Monday, January 11, 2016

Timekeeper stops ticking

As HMT shuts shop, take a look at the lesson you can take away from it



Buildings age and become dilapidated. Machines wear out. People die. But what live on 
are the brands".

When I first came into branding, I thought that the above statement was gospel truth. It certainly had an element of truth in it as brands like Pepsi, Coke and Marlboro have lived and flourished for over hundred years. In fact these brands are still going strong. Yet, in the same breath one must accept and acknowledge the fact that once dominant brands like Kodak and Sony Walkman have walked into the sunset. The fact that brands need not live on forever was reinforced once again today as I read the announcement of the closure of HMT, at one time, the market leader by far in India, who proudly called themselves as “The Timekeepers of the Nation”.



India wears HMT with pride
When I passed my matriculation examination way back in 1968, I was gifted a HMT Sona watch by my grandmother.
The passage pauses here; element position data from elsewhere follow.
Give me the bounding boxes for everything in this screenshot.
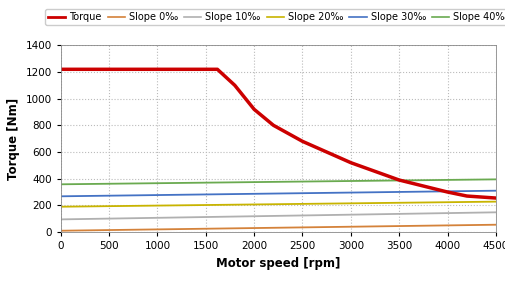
X-axis label: Motor speed [rpm]: Motor speed [rpm] [216, 257, 340, 270]
Legend: Torque, Slope 0‰, Slope 10‰, Slope 20‰, Slope 30‰, Slope 40‰: Torque, Slope 0‰, Slope 10‰, Slope 20‰, … [45, 9, 505, 25]
Y-axis label: Torque [Nm]: Torque [Nm] [7, 98, 20, 180]
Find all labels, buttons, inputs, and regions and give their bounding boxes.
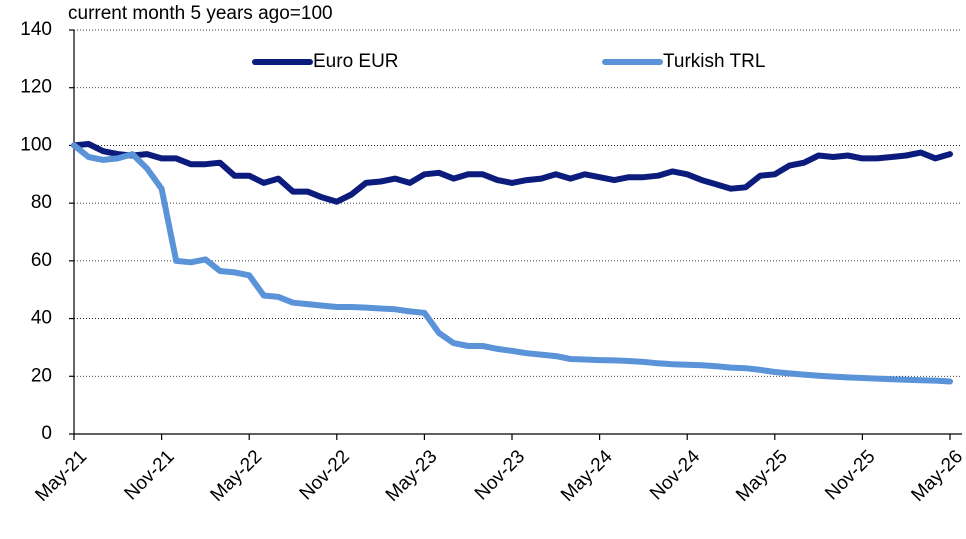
x-tick-label: May-23 bbox=[382, 446, 442, 506]
x-tick-label: May-21 bbox=[31, 446, 91, 506]
line-series bbox=[71, 141, 953, 205]
y-tick-label: 140 bbox=[20, 19, 52, 40]
legend-label: Euro EUR bbox=[313, 51, 399, 72]
y-tick-label: 0 bbox=[41, 423, 52, 444]
x-tick-label: Nov-21 bbox=[121, 446, 179, 504]
x-tick-label: Nov-23 bbox=[471, 446, 529, 504]
x-tick-label: Nov-24 bbox=[646, 446, 704, 504]
x-tick-label: Nov-25 bbox=[821, 446, 879, 504]
y-tick-label: 20 bbox=[31, 365, 52, 386]
x-tick-label: May-25 bbox=[732, 446, 792, 506]
x-tick-label: May-26 bbox=[907, 446, 966, 506]
x-tick-label: May-22 bbox=[207, 446, 267, 506]
y-tick-label: 40 bbox=[31, 308, 52, 329]
y-tick-label: 120 bbox=[20, 77, 52, 98]
chart-subtitle: current month 5 years ago=100 bbox=[68, 3, 333, 24]
y-tick-label: 60 bbox=[31, 250, 52, 271]
legend-label: Turkish TRL bbox=[663, 51, 765, 72]
y-tick-label: 80 bbox=[31, 192, 52, 213]
y-tick-label: 100 bbox=[20, 134, 52, 155]
line-series bbox=[71, 142, 953, 385]
x-tick-label: May-24 bbox=[557, 446, 617, 506]
x-tick-label: Nov-22 bbox=[296, 446, 354, 504]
I wore it to college with infinite pride. But I was not alone. India swore by HMT mechanical watches. In fact it was the only brand that you could get in the country though a few who travelled abroad smuggled in the odd Seiko watch to the absolute envy of ordinary mortals like me. India in those dark days was a completely closed economy filled with suspicious customs officials who thought that every Indian was a smuggler. HMT ruled the roost and in all fairness came out with a range of watches that were functional, accurate and more than adequate for the choice starved consumer of pre liberalised India. HMT had a good advertising budget, a fine marketing team and factories in different places. It was what one would call a model Public Sector undertaking. HMT also commissioned a Quartz plant as that was the future.


Enter Titan
Yet storm clouds were brewing as Titan commenced operations in 1985 and launched its brand with great fanfare in 1987. Here’s the breakthrough commercial that captured the imagination of the Indian markets as Titan came in with a range of 250 Quartz watches. 
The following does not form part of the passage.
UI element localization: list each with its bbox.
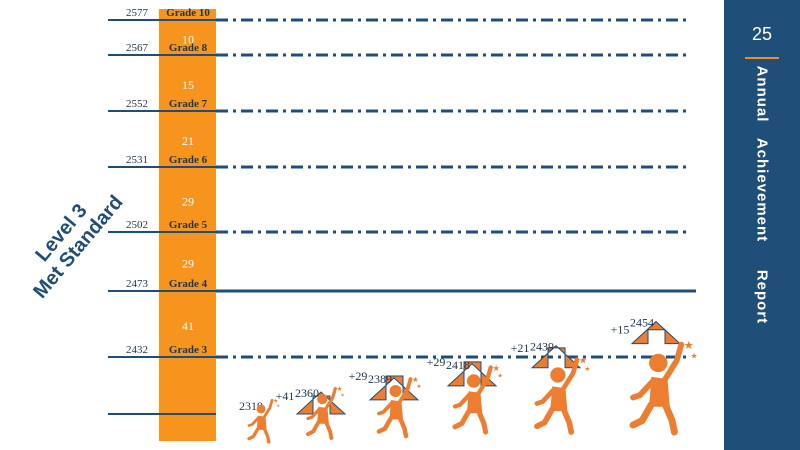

There was a media blitz on national TV, newspapers and magazines and the Indian consumer went berserk. I saw him come to the Titan dealership with a clipping of the ad, pointing excitedly to an elegant watch that he coveted. HMT in comparison seemed dated and looked like a sixty year old trying to hold its own with a ravishing 21 year old in a beauty contest. The results were swift and disastrous for HMT as it started losing market share as Titan came up with even better and more expensive Quartz watches, more eye catching advertising including the concept of gifting that it pioneered in watches. 
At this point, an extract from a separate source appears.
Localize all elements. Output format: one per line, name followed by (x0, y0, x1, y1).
The decline and current demise of HMT watches is something that is a source of regret to many happy customers like me. In fact even recently there was a rush to buy some rare models of HMT watches whose production was going to stop. So what can we learn from the HMT debacle?

Failure the great teacher
In marketing and management people tend to talk only about their successes. While that is understandable, in my view at least learning happens from understanding failures, particularly of others. HMT like most market leaders underestimated the power of the competition. I am reminded of Andrew Grove’s bestselling book “Only the Paranoid Survive”. Successful marketers are paranoid of their competition.

It also read the consumer and her aspirations wrong. The consumer wanted choice, elegance, style, you name it and that was exactly the gap in its product portfolio that Titan filled in more than adequately. HMT too failed to capitalise on its years of near monopoly where it could have built an almost impregnable position. HMT too was adding to its capacity in mechanical watches even as the market was moving towards Quartz. I used to head an advertising agency that did the work for HMT and was proud of our efforts for HMT Roman where we suggested that the market was ripe for a rugged, macho man’s watch to counter the almost effeminate yet elegant image of Titan. The advertising was great, the product brilliant but when the consumer went to the store looking for the brand he couldn’t find it as marketing and production didn’t see eye to eye. For a brand to be successful, all the four Ps of marketing must work in cohesion, but sadly they did not.
 

HMT not alone
HMT is not alone in failure. BPL, another market leader that I had the privilege of working with for several years lost its way due to a variety of reasons. Ensure that your brand is not added to the growing list of failures in the marketplace. Not for nothing do they say that wise people learn from the experience and failures of others.